Jaabaali Maharshi (also known as Jabali Rishi) was a Hindu saint and philosopher. There are many saints and philosophers with the same name in Puranas.

==Jabalis in history==

===Jabali of the Jabali Upanishad===
In the Jabali Upanishad, Jabali tells the Pasupata philosophy about Jiva ("pasu") and Tsa (Pasupati).

Jabali wrote "Jabala Upanishad" ", and the story of Satyakama Jabali from Samaveda-Chandogyopanishad. It explains the true form of “maatri” devata, the duties a woman has to perform before she takes up the seat of “maatri” devata. It involves the relationship between the three forms or bodies of mother and child (gross, subtle and causal). It covers the true form of satya and how satya is the first step for attaining “Brahma Vidya”. It also covers the true form of “gotra”.

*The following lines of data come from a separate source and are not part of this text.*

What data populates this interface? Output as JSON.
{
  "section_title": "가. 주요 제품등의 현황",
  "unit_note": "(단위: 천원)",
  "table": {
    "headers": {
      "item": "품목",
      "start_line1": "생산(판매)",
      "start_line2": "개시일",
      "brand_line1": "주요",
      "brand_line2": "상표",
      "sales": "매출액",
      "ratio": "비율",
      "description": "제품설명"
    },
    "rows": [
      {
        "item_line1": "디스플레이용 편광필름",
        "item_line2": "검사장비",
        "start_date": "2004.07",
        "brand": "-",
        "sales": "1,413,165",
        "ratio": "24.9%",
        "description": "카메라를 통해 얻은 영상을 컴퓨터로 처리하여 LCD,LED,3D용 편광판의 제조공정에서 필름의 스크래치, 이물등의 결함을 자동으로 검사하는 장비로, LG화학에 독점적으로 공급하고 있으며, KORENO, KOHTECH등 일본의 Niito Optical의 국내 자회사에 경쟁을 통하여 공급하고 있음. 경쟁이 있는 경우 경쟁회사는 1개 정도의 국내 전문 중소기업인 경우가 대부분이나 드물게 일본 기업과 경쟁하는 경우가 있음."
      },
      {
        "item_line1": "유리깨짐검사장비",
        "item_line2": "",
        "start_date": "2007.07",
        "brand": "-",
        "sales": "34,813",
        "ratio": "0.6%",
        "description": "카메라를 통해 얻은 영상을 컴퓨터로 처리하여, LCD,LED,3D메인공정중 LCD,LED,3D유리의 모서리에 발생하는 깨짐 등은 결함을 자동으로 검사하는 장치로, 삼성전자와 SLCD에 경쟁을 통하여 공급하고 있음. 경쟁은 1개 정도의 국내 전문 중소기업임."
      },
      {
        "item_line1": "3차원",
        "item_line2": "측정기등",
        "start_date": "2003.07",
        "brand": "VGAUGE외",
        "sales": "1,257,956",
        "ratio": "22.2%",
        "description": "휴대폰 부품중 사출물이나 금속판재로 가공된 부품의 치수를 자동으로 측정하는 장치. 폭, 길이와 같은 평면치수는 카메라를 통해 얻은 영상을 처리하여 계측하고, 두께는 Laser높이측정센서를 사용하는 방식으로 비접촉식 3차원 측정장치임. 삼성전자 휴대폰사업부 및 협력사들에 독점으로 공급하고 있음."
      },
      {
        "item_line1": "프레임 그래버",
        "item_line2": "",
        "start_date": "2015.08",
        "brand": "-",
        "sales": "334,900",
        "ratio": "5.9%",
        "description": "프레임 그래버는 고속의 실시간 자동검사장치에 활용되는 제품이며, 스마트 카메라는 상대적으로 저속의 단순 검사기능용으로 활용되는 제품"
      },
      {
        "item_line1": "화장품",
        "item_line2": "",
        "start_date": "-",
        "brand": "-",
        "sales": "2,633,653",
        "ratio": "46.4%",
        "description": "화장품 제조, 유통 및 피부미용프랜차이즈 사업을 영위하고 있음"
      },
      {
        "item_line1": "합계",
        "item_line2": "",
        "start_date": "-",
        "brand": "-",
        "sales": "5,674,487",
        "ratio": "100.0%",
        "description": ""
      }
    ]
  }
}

This is an excerpt of Jabali literature explaining one of the duties a woman has to perform before she takes up the seat of "maatri" devata:

Jaabali lived in a small shack of sticks and straws - a menage of crocks and clay-pot, where one earned out of hands and ate out of bracts. She threw a few twigs of firewood under the three stones and blew hard on them to kindle the fire. Then, she put a pail of water on the stove for heating. Those blasted twigs - they would burn, and go out quickly, belching smoke. The smoke would rise and spread everywhere. It would reach her eyes, and hurt them. So, she sat near the stove, she reflected. She had to keep on putting in the twigs of sorrow, just to keep alive. Only then could she expect a little warmth of happiness, and a flame of hope to rise. At times, sorrows and anguish wouldn't budge off from her neck, like the wet twigs - no matter how hard she blew upon them, the fire would fail to rise. It brought a dizziness to her mind, and tears to her eyes. The whole future seemed to plunge into darkness.

===Jabali of Jalore===
There was also a Jabali of Jalore, Rajasthan, of whom little is known. The city Jalore used to be known as Jabalipura.

===Jabali of Valad===
There is an idol of Jabali in the village of Valad (or Balad), which is said to have been founded by his daughter Bala.